The Misery of Arthur Miller



One of the major components in the Arthur Miller–Marilyn Monroe relationship was that Miller loved how well Marilyn Monroe listened to him, the way she hung on his every word. One mutual friend of the couple’s put it best: “She was all about listening and receiving and he was all about talking and sending. He lectured her constantly. She was mesmerized by him. She drank him in like a sponge and let him affect her through osmosis.”
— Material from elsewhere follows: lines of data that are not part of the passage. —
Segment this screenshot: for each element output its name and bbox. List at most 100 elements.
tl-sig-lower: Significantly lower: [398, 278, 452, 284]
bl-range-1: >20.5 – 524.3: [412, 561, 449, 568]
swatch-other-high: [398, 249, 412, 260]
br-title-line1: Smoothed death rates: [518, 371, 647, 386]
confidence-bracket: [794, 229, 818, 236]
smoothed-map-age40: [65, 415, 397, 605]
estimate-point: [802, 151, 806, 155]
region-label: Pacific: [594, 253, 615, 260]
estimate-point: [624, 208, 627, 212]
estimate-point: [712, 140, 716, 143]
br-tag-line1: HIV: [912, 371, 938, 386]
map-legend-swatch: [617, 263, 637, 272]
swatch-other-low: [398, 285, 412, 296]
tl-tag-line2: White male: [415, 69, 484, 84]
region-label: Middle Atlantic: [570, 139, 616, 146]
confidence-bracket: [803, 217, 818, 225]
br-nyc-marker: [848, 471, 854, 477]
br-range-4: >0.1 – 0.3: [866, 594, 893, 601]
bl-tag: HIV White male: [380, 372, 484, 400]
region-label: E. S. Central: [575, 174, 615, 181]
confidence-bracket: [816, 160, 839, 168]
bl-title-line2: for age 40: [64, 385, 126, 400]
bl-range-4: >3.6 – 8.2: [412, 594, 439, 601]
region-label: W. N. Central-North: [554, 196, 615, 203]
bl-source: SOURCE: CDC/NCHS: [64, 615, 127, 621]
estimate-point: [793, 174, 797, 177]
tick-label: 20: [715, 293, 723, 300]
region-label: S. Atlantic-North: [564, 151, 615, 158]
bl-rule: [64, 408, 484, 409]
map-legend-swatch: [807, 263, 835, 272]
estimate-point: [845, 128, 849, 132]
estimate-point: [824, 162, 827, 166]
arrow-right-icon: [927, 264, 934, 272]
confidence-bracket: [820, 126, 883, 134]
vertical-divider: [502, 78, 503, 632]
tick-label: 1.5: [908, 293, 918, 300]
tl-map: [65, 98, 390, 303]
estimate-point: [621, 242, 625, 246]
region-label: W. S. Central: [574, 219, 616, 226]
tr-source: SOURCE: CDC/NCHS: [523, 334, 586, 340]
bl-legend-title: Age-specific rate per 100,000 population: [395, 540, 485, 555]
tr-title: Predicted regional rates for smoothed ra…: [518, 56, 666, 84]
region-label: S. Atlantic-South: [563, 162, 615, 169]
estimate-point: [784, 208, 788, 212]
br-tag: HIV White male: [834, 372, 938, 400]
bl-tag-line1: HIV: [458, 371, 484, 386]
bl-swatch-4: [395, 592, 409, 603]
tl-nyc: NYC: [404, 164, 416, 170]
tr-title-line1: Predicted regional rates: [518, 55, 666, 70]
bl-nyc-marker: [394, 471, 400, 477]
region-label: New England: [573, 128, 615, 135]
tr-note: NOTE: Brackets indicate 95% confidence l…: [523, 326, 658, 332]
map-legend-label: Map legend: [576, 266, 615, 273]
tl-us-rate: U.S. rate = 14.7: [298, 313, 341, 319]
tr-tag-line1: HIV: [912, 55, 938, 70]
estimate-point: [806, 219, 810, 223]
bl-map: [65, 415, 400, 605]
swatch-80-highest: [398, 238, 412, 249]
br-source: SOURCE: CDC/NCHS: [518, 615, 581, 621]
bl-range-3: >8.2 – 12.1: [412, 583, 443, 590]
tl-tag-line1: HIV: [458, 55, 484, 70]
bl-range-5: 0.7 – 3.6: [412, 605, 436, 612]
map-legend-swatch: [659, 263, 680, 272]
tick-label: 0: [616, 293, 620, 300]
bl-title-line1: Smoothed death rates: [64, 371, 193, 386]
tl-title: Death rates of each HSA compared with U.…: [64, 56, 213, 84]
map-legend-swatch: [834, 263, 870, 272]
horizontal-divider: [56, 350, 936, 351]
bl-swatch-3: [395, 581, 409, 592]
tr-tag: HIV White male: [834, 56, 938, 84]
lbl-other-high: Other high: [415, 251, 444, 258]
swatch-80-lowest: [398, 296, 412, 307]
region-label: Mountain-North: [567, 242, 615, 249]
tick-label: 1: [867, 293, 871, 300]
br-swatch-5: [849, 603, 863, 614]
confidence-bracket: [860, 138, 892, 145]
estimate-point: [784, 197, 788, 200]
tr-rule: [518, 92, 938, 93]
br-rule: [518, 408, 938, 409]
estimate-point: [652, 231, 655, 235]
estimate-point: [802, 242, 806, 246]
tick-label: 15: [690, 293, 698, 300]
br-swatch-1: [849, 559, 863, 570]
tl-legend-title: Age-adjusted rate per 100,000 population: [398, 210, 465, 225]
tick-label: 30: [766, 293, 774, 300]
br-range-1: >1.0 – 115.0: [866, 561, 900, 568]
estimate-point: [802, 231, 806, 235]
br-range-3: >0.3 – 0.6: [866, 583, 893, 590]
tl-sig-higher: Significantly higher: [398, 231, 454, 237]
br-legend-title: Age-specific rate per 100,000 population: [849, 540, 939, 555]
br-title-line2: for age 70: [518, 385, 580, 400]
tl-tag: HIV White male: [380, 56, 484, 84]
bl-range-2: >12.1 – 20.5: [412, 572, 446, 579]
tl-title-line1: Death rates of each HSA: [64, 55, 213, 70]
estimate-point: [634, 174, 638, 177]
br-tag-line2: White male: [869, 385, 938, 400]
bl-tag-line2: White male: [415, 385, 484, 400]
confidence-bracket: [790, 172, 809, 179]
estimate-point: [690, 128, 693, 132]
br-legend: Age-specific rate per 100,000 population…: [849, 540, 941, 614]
Arthur Miller could do no wrong, as far as Marilyn was concerned. He was smart and interesting. He was invested in social change and had a real conscience. He was also supportive of her ambition—unlike her last husband. However, despite all of his good qualities, she was reluctant to marry him. In fact, she didn’t want to encourage him to divorce his wife—even though his mind was made up about that. She didn’t want him to break up his family for her, because she wasn’t sure she was right for him. He could continue to dazzle her with his intelligence, but on some level she must have known that he would eventually need some input from her. How did she feel about literature, about culture… about the world? She was a smart woman, smarter than even she knew. However, she was so insecure in herself, she never thought of herself as intelligent. She always felt that she was less than… whoever she was with at any given time. She confided in friends that she didn’t think she had the tools to really meet Miller at his intellectual capacity, “and what will he do when I’m found out,” she fretted. “I’m a good actress, but I don’t know that I’m that good.” Her great fear was that he would wake up one day and believe that he was with someone who didn’t know a lot about anything that mattered to him.

During production of Bus Stop, she leaned on him during times of great stress. That he was there for her meant the world to her. Desperate late-night telephone calls had become a recurring theme to their relationship. She could never seem to sleep, no matter how many pills she took, so inured had she become to their effects. Sometimes she would wash them down with champagne, and then not only was she wide awake, she was also inebriated. There was no telling what she might say in such telephone calls. “I can’t do it. I can’t work this way,” she cried to him in one call during production of Bus Stop. “I’m no trained actor. I can’t pretend I’m doing something if I’m not. All I know is real. I can’t do it if it’s not real.” She was talking about her role in the movie, but it also seemed as if she were referring to her role in his life.

On weekends, the two would meet at the Château Marmont Hotel in Hollywood for a romantic rendezvous. For days afterward, she was miserable. “I don’t know what is happening to her at this time,” Berniece wrote to another relative. “She thinks too much about every little thing. She doesn’t seem to want to just jump in and live, like Norma Jeane used to. Instead of making her more courageous, all of that therapy has made her more timid. I am definitely worried about her.”

Berniece may not have been a highly educated woman, but she knew her half sister well and she had pinpointed a major problem in her. “All of that therapy” had definitely caused Marilyn to want to think and rethink every move she made—whether in real life or her reel life. Nothing seemed left to chance anymore. Everything had to be the orchestrated result of looking within in a quest to develop her inner life. That would have been fine had she not at the same time been constantly coached to conjure up bad memories. As a result, she was miserable much of the time. Ironically, from outward appearances, anyway, she had little reason to be in pain at this time in her life. She was on top of the world. She was a success. She had money. She had an interesting and challenging role in what could become a very good movie. However, she also had a new therapist on the West Coast—and that was the problem. She would constantly ruminate over her sad childhood, her troubled relationship with Gladys, her arranged marriage to Jim Dougherty, the nightmare of Joe DiMaggio, and anything else that could be dredged up from her past. Whether drawing from it as an actress for her role in Bus Stop or as a woman for her self-improvement, she always found herself in a terribly dark place, never moving past it. Now she was also faced with the prospect of being involved with someone she knew was intellectually superior to her, and that, too, hurt. Whether looking backward or ahead, attached to it was a sense of dread. She was her pain, now—there seemed no escaping it.